Nazwano ich uchodźcami. Uciekają przed wojną. Młodzi, dobrze ubrani, z telefonami w ręku. Jestem człowiekiem starej daty. Kiedy w moim kraju wybuchła wojna ludzie nie uciekali, nie płacili przemytnikom. Organizowali podziemne wojsko, walczyli w partyzantce. Nikt nam nie obiecywał sowitego socjalu, nie zapraszał. Chwilami zdaje mi się, że nie jestem Prawdziwym Polakiem, tylko nacjonalistą.
Od pewnego czasu trwa duży napływ ludzi z egzotycznych krajów do Facebooka. Kolorowa ślicznotka z Wybrzeża Kości Słoniowej zaprasza mnie do grona swoich znajomych. Na profilu ma dopiero jednego znajomego, ja jestem drugim wybranym szczęśliwcem. Spośród tysięcy użytkowników wybrała akurat mnie? Płyną do mnie zaproszenia z Nigerii, Ghany, Gambii, Filipin. Kiedy jednej odpisałem w języku filipińskim zapytała – kochanie czy możemy porozmawiać. Oczywiście, już jadę na lotnisko i lecę do Manilii. Filipinki są bardzo ładne.

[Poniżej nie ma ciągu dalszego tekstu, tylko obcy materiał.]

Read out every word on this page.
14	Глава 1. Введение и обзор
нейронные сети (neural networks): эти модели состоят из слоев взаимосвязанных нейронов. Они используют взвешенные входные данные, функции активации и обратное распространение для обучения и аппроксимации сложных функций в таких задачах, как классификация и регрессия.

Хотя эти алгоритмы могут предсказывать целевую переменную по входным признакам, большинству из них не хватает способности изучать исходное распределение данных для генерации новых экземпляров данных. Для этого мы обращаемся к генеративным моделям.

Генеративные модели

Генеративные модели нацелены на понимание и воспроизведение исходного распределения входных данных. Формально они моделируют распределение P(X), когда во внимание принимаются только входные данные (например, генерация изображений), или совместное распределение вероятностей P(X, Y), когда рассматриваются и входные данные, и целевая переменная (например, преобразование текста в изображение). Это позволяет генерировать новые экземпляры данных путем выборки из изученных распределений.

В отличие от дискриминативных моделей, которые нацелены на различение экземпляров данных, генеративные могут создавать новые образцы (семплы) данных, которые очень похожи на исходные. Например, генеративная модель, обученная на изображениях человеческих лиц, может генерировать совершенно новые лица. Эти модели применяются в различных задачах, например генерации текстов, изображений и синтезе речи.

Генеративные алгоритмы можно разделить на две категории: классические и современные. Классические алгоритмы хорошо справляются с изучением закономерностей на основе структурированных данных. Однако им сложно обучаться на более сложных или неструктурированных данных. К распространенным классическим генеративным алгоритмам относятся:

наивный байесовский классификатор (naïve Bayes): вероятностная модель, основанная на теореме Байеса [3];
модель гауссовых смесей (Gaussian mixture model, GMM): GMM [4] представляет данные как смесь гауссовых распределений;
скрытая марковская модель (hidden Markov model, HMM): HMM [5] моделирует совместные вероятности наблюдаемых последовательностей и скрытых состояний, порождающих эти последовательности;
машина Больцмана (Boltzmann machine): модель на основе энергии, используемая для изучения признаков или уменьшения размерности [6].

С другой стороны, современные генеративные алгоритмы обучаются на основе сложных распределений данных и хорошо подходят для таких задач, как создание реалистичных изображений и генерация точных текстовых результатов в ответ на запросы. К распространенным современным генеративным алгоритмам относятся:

Swoją wiernością, gospodarnością, troską o dom, biją na głowę kobiety w Europie. Mój znajomy Polak z Kanady ożenił się z Filipinką i żyją szczęśliwie. Raz napisałem pozdrowienia Chince w języku chińskim. Oszalała z radości.
Zastanawiam się jacy przemytnicy sterują tymi zaproszeniami. Uchodźców trzeba przyjmować. Facebook gigantyczny wspólny dom wkrótce będzie kolorowy i ciekawy. Ja przypomniałem sobie czyją stolicą jest Abidżan, Abudża, Akra, Bandżul. Wciąż się zastanawiam, kto stoi za masowymi zaproszeniami? Tego do niedawna nie było.